In only two years, Vietnam has climbed to the third position among the six ASEAN countries enjoying the most active startup ecosystems, trailing behind only Indonesia and Singapore, according to regional venture capital firm Cento Ventures.
The Southeast Asia-focused firm stated in a recent report that the amount of invested capital and the number of technology deals done have grown six-fold between the first half of 2017 and the corresponding period of 2019.
Local startups raised a total of US$246 million during the first half of 2019. Of which, the three largest investments, including Tiki, VNPay, and VNG, captured 63 per cent of the funding. In terms of sectors, key blocks of the digital economy such as retail and payment accounted for almost 60 per cent of the reviewed investment capital.
Multi-vertical companies are growing well and have captured a 12 per cent share of the capital, while emerging sectors such as fintech, real estate, and logistics are only just beginning to pick up in Vietnam, collectively taking a 10 per cent share of the total capital.
“We have been observing a continuous growth in deals of all sizes. It is worth noting that 2018 and 2019 have also produced a new wave of local startups that raised US$50 million to US$100 million rounds for the first time. If this trend continues to progress, we expect to see more Vietnamese companies approaching US$0.5 billion and eventually US$1 billion valuation mark in the years to come,” Cento Ventures said.
Between 2017 and 2018, the majority of deals came from Singapore and Japan-based investors. This year, Korean VCs took the throne as one of the most active investors during the year’s first half, having participated in almost 30 per cent of the deals. Notably, many of the Korean financiers invested in Vietnamese startups for the first time. Local investors were equally active, with participation in some 36 per cent of the deals. The number of deals grew from 13 during the first half of 2018 to 21 deals in the same period of 2019.
Enterprises also play an active role in Vietnam’s startup ecosystem. For example, FPT has long provided investment support to local startups. Last year saw Vingroup set up its corporate ventures capital (CVC), while other prominent corporations such as Masan and VietjetAir are also considering similar initiatives.
Leading banks like VPBank and TPBank provide preferential lending programs for startups. Indeed, VPBank and UP Coworking offer free facilities for qualified companies.

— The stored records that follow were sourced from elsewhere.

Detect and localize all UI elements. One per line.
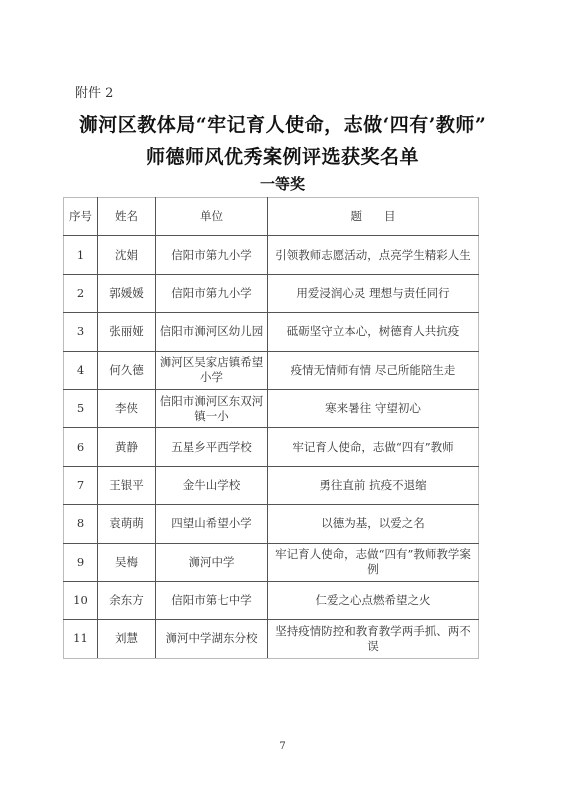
table-row: 5 李侠 信阳市浉河区东双河镇一小 寒来暑往 守望初心 (64, 389, 479, 427)
cell-no: 10 (64, 581, 98, 619)
cell-no: 4 (64, 351, 98, 389)
header-no: 序号 (64, 198, 98, 236)
table-row: 9 吴梅 浉河中学 牢记育人使命，志做“四有”教师教学案例 (64, 543, 479, 581)
cell-unit: 信阳市第九小学 (156, 236, 268, 274)
table-row: 10 余东方 信阳市第七中学 仁爱之心点燃希望之火 (64, 581, 479, 619)
table-row: 11 刘慧 浉河中学湖东分校 坚持疫情防控和教育教学两手抓、两不误 (64, 620, 479, 658)
cell-no: 5 (64, 389, 98, 427)
header-unit: 单位 (156, 198, 268, 236)
cell-topic: 勇往直前 抗疫不退缩 (268, 466, 479, 504)
cell-unit: 浉河中学 (156, 543, 268, 581)
cell-unit: 浉河中学湖东分校 (156, 620, 268, 658)
cell-no: 8 (64, 505, 98, 543)
cell-name: 余东方 (98, 581, 156, 619)
cell-name: 郭媛媛 (98, 274, 156, 312)
cell-topic: 疫情无情师有情 尽己所能陪生走 (268, 351, 479, 389)
page-number: 7 (0, 741, 565, 752)
cell-topic: 用爱浸润心灵 理想与责任同行 (268, 274, 479, 312)
cell-topic: 牢记育人使命，志做“四有”教师 (268, 428, 479, 466)
header-topic: 题 目 (268, 198, 479, 236)
cell-topic: 砥砺坚守立本心，树德育人共抗疫 (268, 313, 479, 351)
cell-unit: 信阳市浉河区幼儿园 (156, 313, 268, 351)
cell-topic: 仁爱之心点燃希望之火 (268, 581, 479, 619)
attachment-label: 附件 2 (75, 82, 113, 101)
cell-name: 刘慧 (98, 620, 156, 658)
table-row: 1 沈娟 信阳市第九小学 引领教师志愿活动，点亮学生精彩人生 (64, 236, 479, 274)
cell-unit: 浉河区吴家店镇希望小学 (156, 351, 268, 389)
table-header-row: 序号 姓名 单位 题 目 (64, 198, 479, 236)
cell-name: 黄静 (98, 428, 156, 466)
cell-unit: 信阳市第七中学 (156, 581, 268, 619)
cell-unit: 信阳市浉河区东双河镇一小 (156, 389, 268, 427)
cell-topic: 牢记育人使命，志做“四有”教师教学案例 (268, 543, 479, 581)
table-row: 2 郭媛媛 信阳市第九小学 用爱浸润心灵 理想与责任同行 (64, 274, 479, 312)
cell-topic: 寒来暑往 守望初心 (268, 389, 479, 427)
table-row: 7 王银平 金牛山学校 勇往直前 抗疫不退缩 (64, 466, 479, 504)
cell-no: 9 (64, 543, 98, 581)
award-level-heading: 一等奖 (0, 173, 565, 194)
cell-no: 2 (64, 274, 98, 312)
cell-topic: 以德为基，以爱之名 (268, 505, 479, 543)
table-row: 6 黄静 五星乡平西学校 牢记育人使命，志做“四有”教师 (64, 428, 479, 466)
table-row: 8 袁萌萌 四望山希望小学 以德为基，以爱之名 (64, 505, 479, 543)
cell-unit: 四望山希望小学 (156, 505, 268, 543)
cell-no: 6 (64, 428, 98, 466)
cell-name: 李侠 (98, 389, 156, 427)
cell-no: 1 (64, 236, 98, 274)
cell-name: 沈娟 (98, 236, 156, 274)
cell-topic: 坚持疫情防控和教育教学两手抓、两不误 (268, 620, 479, 658)
cell-unit: 五星乡平西学校 (156, 428, 268, 466)
table-row: 4 何久德 浉河区吴家店镇希望小学 疫情无情师有情 尽己所能陪生走 (64, 351, 479, 389)
header-name: 姓名 (98, 198, 156, 236)
cell-name: 袁萌萌 (98, 505, 156, 543)
document-title-line-1: 浉河区教体局“牢记育人使命，志做‘四有’教师” (0, 110, 565, 137)
cell-name: 何久德 (98, 351, 156, 389)
table-row: 3 张丽娅 信阳市浉河区幼儿园 砥砺坚守立本心，树德育人共抗疫 (64, 313, 479, 351)
cell-no: 7 (64, 466, 98, 504)
cell-no: 3 (64, 313, 98, 351)
document-title-line-2: 师德师风优秀案例评选获奖名单 (0, 142, 565, 169)
winners-table: 序号 姓名 单位 题 目 1 沈娟 信阳市第九小学 引领教师志愿活动，点亮学生精… (63, 197, 479, 659)
cell-name: 王银平 (98, 466, 156, 504)
cell-name: 吴梅 (98, 543, 156, 581)
cell-unit: 金牛山学校 (156, 466, 268, 504)
cell-name: 张丽娅 (98, 313, 156, 351)
cell-unit: 信阳市第九小学 (156, 274, 268, 312)
cell-no: 11 (64, 620, 98, 658)
cell-topic: 引领教师志愿活动，点亮学生精彩人生 (268, 236, 479, 274)
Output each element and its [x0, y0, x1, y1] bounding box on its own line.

Viettel, the largest Vietnamese state-owned corporation, has been active in organising and sponsoring numerous startup events such as Viet Challenge, IOT Hackathon, and Viettel Advanced Solution Track.
Vietnam has experienced a surge in both the amount of capital invested and the number of deals done since the beginning of 2018, with the 2018 fiscal year totaling US$444 million, whilst the 2019 fiscal year is expected to reach US$800 million.
Cento Ventures believes that the amount raised during the second half of the year will be significantly higher than that of the first as several later stage companies that raised funds in 2018 and early 2019 are in the process of closing another sizable investment round or expanding their current round.
The country shares a number of similar trends with other Southeast Asian markets. Online retail attracts a large portion of funding, while sectors such as financial services, real estate, and logistics are also gradually growing. Multi-vertical companies are being formed as mature digital companies seek to expand outside their core business and are likely to attract an increasing share of funding in the coming years.
Simultaneously, differences exist. Education is among the country’s better-funded sectors. Payment firms continue to attract the majority of fintech investment as the country continues to develop the necessary digital payment infrastructure.
Only two years ago, Vietnam ranked fifth in terms of capital allocation and the number of deals done. Last year, it ranked the third most active startup hub across Southeast Asia, with this trend becoming more apparent in the first quarter of 2019.